Honduras Culture and Politics reports that Strong has been involved in projects including Conscious CapitalismRadical Social Entrepeneurs, and Peace Through Commerce, which all share the idea that poverty can be combatted through better legal systems that allow poor people to set up businesses free from restrictions.

Strong’s vision of the project differs to that of Romer, as Honduras Culture and Politics sets out. He does not want the Special Development Regions, or REDs, to be governed by foreign powers, but by a Honduran governor, and the land would not be granted by the Honduran government, but privately purchased.

“Once we provide a sound legal system within which to do business, the whole job creation machine – the miracle of capitalism – will get going,” he told Fox News. “Our goal is to be the most economically free entity on Earth,” with no taxes except on property. MKG Group will not only build the city but make its laws, according to Fox.

There is broad opposition to the plan in Honduras, and Honduras Culture and Politics had counted 76 separate legal challenges to the constitutional amendment by Friday.

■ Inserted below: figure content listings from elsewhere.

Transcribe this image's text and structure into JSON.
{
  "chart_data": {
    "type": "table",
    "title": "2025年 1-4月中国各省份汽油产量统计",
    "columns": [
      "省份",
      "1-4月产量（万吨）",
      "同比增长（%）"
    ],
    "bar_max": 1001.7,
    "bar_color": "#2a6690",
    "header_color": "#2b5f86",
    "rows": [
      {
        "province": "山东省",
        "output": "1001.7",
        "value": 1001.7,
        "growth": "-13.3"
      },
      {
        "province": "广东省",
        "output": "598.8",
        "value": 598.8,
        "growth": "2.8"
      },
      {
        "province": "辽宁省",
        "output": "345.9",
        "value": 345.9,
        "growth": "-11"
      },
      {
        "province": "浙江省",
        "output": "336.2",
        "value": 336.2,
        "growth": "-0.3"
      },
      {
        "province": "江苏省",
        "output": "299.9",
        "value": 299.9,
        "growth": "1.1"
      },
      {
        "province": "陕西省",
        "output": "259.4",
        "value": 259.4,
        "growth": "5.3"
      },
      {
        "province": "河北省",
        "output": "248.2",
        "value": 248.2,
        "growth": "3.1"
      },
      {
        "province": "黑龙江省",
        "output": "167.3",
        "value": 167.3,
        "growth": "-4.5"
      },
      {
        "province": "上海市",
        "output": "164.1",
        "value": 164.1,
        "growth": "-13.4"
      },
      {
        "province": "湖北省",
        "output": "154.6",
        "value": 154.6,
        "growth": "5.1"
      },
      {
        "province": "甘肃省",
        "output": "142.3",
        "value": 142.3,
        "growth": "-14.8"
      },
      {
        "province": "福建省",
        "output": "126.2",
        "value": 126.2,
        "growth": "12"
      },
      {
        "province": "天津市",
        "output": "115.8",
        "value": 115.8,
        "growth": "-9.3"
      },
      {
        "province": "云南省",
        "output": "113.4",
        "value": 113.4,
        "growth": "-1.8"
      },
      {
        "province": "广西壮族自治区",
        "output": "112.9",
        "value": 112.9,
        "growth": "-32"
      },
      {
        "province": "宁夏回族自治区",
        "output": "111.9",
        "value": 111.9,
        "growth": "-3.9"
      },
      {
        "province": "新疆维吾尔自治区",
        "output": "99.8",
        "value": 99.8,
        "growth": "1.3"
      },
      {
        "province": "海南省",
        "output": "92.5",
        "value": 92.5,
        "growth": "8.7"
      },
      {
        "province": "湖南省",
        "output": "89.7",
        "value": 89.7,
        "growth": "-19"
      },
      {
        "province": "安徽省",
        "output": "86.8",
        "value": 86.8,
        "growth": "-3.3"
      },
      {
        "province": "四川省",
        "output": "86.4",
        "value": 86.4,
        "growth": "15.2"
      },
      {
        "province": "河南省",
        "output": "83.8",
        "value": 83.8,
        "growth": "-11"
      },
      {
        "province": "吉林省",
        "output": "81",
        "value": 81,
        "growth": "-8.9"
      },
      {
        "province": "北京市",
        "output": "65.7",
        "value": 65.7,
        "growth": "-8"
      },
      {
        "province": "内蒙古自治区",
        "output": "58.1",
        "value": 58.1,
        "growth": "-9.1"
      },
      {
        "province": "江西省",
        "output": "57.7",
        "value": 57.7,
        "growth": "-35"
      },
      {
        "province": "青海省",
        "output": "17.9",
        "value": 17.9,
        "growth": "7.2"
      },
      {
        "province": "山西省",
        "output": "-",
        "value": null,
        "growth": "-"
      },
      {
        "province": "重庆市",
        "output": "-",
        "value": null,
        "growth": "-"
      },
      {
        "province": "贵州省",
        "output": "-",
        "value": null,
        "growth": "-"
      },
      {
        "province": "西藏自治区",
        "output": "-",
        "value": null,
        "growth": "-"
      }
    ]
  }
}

One of those involved in the opposition was lawyer Antonio Trejo Cabrera, who was gunned down in Tegucigalpa on September 22. He was part of a group of lawyers who presented a challenge to the project on September 5, according to Human Rights Watch.

Strong told the Associated Press that the company was horrified by Trejo’s murder:

We believe that Antonio Trejo, had he lived long enough to get to know us, would have concluded that our approach is 100 percent beneficial to Honduras and Hondurans.”